I like the concept very much, and have actually thought about it before. Right now it is just an intelectrual exercise. I might consider it on a smaller boat for my self just for the sake of an experiment, but I would not think that there would be a realistic chance of having anyone actually order such a hull from us.

 

The re-bar in the "New" Sunshine Skyway Bridge are coated with epoxy to protect them from the salt.

That could be done with the wire mesh for the canoe but it would not save weight or money.

 

Start with swimming pools and go from there.

 

Petro,
you misinterpreted my statement. I understand concrete's strength is more in compression than tension and that it is best to put it in compression. It's in my earlier posts. What I was saying is that a boat made of concrete for say the lower third with the upper two thirds being a shell of wood or FRP, the stresses will all be highest in the concrete because of it's dramatically higher stiffness. Consider your boat as a beam (like your example) calculate the deflection of the concrete at failure, now take that deflection and apply it to the wood upper portion -how much stress does it see? Not much. How much force is it contributing to help the concrete not fail. Not much. Of course this calculation changes as the parting line moves lower the upper gets relativity stiffer.

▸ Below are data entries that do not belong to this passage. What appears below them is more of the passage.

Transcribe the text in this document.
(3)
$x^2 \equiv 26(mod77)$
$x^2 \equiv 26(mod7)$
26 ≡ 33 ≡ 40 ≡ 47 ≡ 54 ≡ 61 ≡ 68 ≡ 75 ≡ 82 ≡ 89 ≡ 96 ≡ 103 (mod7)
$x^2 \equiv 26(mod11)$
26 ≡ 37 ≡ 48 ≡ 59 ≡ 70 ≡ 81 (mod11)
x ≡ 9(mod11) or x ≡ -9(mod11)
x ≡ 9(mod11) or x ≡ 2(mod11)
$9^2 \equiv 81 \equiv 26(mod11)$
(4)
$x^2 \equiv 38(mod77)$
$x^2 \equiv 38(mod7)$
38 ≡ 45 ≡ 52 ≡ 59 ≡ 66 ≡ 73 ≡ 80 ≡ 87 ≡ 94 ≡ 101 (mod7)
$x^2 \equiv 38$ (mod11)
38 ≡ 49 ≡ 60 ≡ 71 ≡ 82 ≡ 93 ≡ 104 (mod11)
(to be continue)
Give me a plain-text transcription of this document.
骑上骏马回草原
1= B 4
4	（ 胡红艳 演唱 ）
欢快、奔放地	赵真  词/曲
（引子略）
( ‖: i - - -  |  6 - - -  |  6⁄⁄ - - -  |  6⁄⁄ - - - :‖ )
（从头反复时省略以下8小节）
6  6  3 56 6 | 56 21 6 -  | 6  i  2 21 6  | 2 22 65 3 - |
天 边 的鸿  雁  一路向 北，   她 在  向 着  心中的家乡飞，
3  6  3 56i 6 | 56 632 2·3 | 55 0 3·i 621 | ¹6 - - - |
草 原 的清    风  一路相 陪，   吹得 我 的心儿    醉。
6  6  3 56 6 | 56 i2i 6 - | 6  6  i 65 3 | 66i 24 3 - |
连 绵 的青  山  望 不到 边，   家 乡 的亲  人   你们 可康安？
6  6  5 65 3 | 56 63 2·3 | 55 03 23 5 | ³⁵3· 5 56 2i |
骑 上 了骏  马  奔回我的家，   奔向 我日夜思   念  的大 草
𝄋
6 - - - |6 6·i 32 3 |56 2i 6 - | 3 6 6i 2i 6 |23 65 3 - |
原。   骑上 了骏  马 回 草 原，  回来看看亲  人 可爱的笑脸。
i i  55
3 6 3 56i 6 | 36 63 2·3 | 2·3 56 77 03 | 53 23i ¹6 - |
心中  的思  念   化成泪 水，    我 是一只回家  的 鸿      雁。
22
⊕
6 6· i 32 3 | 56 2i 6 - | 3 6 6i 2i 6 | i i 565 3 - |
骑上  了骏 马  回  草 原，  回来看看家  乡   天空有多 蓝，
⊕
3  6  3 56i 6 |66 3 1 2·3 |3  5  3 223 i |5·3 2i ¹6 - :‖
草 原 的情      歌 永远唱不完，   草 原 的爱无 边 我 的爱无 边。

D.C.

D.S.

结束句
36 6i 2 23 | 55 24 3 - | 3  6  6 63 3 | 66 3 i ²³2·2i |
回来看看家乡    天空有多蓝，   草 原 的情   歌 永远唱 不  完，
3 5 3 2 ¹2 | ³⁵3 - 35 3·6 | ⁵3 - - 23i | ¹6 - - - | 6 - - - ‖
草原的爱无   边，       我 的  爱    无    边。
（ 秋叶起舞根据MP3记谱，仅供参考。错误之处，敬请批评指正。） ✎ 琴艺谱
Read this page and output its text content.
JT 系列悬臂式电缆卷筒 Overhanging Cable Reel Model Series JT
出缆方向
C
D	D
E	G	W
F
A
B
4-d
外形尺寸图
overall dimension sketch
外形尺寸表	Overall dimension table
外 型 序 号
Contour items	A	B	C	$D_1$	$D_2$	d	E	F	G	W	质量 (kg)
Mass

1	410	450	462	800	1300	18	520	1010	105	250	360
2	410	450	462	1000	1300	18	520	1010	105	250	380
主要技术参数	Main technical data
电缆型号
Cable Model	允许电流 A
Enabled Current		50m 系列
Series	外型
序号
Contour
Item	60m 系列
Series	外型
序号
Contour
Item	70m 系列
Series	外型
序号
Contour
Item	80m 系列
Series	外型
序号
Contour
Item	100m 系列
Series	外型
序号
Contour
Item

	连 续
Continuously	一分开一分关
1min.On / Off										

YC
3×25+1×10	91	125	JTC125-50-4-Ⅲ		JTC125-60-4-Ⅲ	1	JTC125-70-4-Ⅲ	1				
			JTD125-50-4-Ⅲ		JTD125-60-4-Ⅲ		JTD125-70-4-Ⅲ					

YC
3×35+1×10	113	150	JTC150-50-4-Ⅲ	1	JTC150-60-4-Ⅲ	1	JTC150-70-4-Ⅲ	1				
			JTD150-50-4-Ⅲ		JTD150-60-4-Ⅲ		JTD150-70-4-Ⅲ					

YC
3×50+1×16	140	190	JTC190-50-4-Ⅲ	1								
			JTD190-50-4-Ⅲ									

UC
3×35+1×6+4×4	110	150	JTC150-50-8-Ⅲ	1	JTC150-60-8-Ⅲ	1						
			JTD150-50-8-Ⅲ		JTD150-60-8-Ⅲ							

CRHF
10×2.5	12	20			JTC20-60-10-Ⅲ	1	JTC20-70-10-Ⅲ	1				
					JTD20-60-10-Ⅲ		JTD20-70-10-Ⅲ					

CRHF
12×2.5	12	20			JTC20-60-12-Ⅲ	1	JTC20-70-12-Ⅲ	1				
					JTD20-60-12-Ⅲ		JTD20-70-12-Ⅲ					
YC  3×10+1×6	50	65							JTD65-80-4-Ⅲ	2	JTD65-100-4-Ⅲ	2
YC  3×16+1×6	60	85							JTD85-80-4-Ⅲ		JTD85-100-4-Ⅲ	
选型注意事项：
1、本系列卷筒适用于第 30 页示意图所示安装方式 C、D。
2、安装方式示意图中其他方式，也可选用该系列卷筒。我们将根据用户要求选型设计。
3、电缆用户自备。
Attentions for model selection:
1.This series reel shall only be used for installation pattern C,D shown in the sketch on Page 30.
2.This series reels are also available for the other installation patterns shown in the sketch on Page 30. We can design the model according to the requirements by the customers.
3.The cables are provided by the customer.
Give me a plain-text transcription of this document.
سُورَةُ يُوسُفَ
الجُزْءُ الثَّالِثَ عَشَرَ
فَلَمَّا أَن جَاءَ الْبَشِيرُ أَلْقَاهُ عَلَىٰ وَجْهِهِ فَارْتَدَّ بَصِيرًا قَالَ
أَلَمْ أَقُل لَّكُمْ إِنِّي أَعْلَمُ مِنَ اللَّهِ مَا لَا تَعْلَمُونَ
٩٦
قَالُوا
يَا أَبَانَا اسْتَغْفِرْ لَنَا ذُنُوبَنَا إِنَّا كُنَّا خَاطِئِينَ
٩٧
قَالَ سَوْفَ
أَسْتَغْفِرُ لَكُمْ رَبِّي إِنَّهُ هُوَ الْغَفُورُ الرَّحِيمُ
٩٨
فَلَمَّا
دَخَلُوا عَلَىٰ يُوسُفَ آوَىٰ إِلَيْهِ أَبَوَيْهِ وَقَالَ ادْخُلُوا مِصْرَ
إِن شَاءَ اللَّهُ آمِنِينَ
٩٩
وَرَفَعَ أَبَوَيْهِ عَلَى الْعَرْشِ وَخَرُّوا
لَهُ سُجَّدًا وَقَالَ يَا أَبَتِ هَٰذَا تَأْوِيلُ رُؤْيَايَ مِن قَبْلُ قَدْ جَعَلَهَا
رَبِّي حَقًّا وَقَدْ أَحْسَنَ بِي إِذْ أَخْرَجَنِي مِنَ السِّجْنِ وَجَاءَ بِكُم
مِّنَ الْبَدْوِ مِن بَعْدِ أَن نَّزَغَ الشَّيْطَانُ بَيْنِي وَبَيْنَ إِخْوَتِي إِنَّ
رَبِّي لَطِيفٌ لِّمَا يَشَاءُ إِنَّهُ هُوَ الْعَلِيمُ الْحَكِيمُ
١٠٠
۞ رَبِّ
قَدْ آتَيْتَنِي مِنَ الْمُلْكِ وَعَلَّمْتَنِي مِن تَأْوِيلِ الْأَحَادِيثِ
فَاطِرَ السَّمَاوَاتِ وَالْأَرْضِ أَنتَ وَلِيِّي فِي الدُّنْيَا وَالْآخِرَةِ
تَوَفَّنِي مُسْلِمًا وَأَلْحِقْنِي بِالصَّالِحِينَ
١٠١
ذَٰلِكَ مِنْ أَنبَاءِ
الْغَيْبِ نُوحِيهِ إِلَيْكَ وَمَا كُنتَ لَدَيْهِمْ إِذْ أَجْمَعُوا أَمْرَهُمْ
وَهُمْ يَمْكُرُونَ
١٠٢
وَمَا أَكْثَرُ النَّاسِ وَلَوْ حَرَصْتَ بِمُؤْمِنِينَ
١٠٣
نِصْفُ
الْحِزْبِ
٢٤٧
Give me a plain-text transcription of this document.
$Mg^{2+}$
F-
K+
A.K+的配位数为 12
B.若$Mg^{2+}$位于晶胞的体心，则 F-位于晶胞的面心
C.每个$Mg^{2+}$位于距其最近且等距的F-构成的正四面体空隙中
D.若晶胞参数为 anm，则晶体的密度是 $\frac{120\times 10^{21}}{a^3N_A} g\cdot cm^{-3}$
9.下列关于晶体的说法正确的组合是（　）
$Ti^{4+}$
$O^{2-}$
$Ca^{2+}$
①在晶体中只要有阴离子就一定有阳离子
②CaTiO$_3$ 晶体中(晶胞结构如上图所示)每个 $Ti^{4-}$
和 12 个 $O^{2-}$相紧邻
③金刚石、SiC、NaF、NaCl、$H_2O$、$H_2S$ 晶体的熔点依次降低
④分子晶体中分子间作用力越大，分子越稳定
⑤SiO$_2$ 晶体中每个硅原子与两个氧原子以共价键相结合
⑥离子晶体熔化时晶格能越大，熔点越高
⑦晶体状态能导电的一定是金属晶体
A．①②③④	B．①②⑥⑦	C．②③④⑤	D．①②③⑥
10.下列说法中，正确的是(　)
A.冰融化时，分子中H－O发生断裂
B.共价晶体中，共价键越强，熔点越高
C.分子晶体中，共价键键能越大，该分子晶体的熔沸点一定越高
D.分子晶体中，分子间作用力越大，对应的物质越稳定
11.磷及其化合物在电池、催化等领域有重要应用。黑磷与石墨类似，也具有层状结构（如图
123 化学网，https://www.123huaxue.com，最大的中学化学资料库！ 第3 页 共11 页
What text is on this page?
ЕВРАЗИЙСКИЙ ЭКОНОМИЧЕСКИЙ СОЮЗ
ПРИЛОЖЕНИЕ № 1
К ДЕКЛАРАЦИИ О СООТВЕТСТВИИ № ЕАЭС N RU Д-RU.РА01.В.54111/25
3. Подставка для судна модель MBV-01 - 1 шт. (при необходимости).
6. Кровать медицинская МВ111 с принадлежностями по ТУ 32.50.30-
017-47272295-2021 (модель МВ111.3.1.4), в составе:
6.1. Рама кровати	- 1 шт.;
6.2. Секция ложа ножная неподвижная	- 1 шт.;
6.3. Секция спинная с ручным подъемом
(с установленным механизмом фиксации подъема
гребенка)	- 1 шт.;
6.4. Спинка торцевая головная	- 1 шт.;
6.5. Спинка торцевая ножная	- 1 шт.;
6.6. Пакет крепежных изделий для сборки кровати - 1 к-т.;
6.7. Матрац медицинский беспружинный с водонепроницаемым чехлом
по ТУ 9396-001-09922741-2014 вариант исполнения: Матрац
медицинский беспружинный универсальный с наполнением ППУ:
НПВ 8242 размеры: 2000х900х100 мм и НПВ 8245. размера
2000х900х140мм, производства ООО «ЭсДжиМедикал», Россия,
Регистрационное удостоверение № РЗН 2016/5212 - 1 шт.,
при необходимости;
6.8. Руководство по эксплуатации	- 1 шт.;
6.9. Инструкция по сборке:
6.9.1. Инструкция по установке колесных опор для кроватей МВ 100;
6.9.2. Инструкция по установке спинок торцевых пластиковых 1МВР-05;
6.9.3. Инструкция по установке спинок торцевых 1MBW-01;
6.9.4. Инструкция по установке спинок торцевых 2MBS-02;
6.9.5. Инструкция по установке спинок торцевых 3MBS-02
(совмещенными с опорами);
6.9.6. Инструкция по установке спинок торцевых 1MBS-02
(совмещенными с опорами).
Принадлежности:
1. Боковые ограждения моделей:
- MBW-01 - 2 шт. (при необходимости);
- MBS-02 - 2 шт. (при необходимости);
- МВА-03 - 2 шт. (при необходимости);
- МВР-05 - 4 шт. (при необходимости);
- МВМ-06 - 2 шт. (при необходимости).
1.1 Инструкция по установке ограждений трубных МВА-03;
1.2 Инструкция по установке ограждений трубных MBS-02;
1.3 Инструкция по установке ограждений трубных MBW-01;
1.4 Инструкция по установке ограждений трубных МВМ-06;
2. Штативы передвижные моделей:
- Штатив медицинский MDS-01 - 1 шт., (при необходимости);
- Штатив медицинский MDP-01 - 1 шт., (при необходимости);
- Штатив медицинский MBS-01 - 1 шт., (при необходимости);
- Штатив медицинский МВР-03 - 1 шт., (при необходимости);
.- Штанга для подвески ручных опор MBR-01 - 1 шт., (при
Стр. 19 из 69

It would be more efficient if you could load the entire shell, my point is I am prety sure you aren't. Maybe we are talking about different parting lines but you can derive a parting line where the upper contributes equal force -it's very low. So I figured you likely needed a reminder. I don't know what design you are considering, but you likely need to consider that the strength is all being supplied by the stiff concrete lower.

About those reinforcements -we need to clearly separate between rebar reinforcement and tensioning rods.
-rebar is placed in the concrete unstressed and must lock into the concrete like aggregate. It adds some tensile strength but it brings failure modes. Particularly if it corrodes it loses it's lock to the concrete and actually can add stress because iron oxide is larger than the steel it came from. (Petro I know you know this but it is for the benefit of the thread) I don't trust galvanized or stainless. They both still corrode but their oxides are just more stable. Stainless is expensive and many alloys still corode in the absence of oxygen. Common high quality rebar uses that green coating (filled epoxy?) and I think it is likely best. Petro, I presume you know more about this than me. Is there a higher quality product for salt water use? I expect that this coating is reasonably priced but it must be applied after the rebar is bent to shape. My last word about steel rebar is that historically it is what limits the life of concrete boats -they would be better without it.

Tensioning rods are completely different from rebar. They need to NOT lock into the concrete. They ARE stressed after the concrete sets. They can be designed to be inspected and even replaced. Tensioning rods don't add strength, they shift the compressive strength the concrete has into tensile strength it needs. Galvanized? Stainless? maybe, but why not some tensioning fiber that does not corrode? Carbon? Any high strength fiber might be considered.

About old ship designs, or any sailing ship designs for that mater, they have design waterlines and weights. If you cut the weight you violate the design. If someone wants a boat to Dorade's design, but lighter, the hull must be redesigned and it isn't Dorade anymore. They can match some properties, improve some, but 'better' will be an argument. The point you are making is that weight is not a problem making old designs with concrete lowers.

About business viability, risk, and return -I can't think of a faster way to turn this forum into a worthless pile of ranting naysayers than to suggest there is money to be made making yachts this way. You want one? I can help you make one paying less, little, maybe nothing. Per the above I dare not say you could make a profit, but I do say it could present a compelling opportunity to improve your life and the case could be more compelling for others.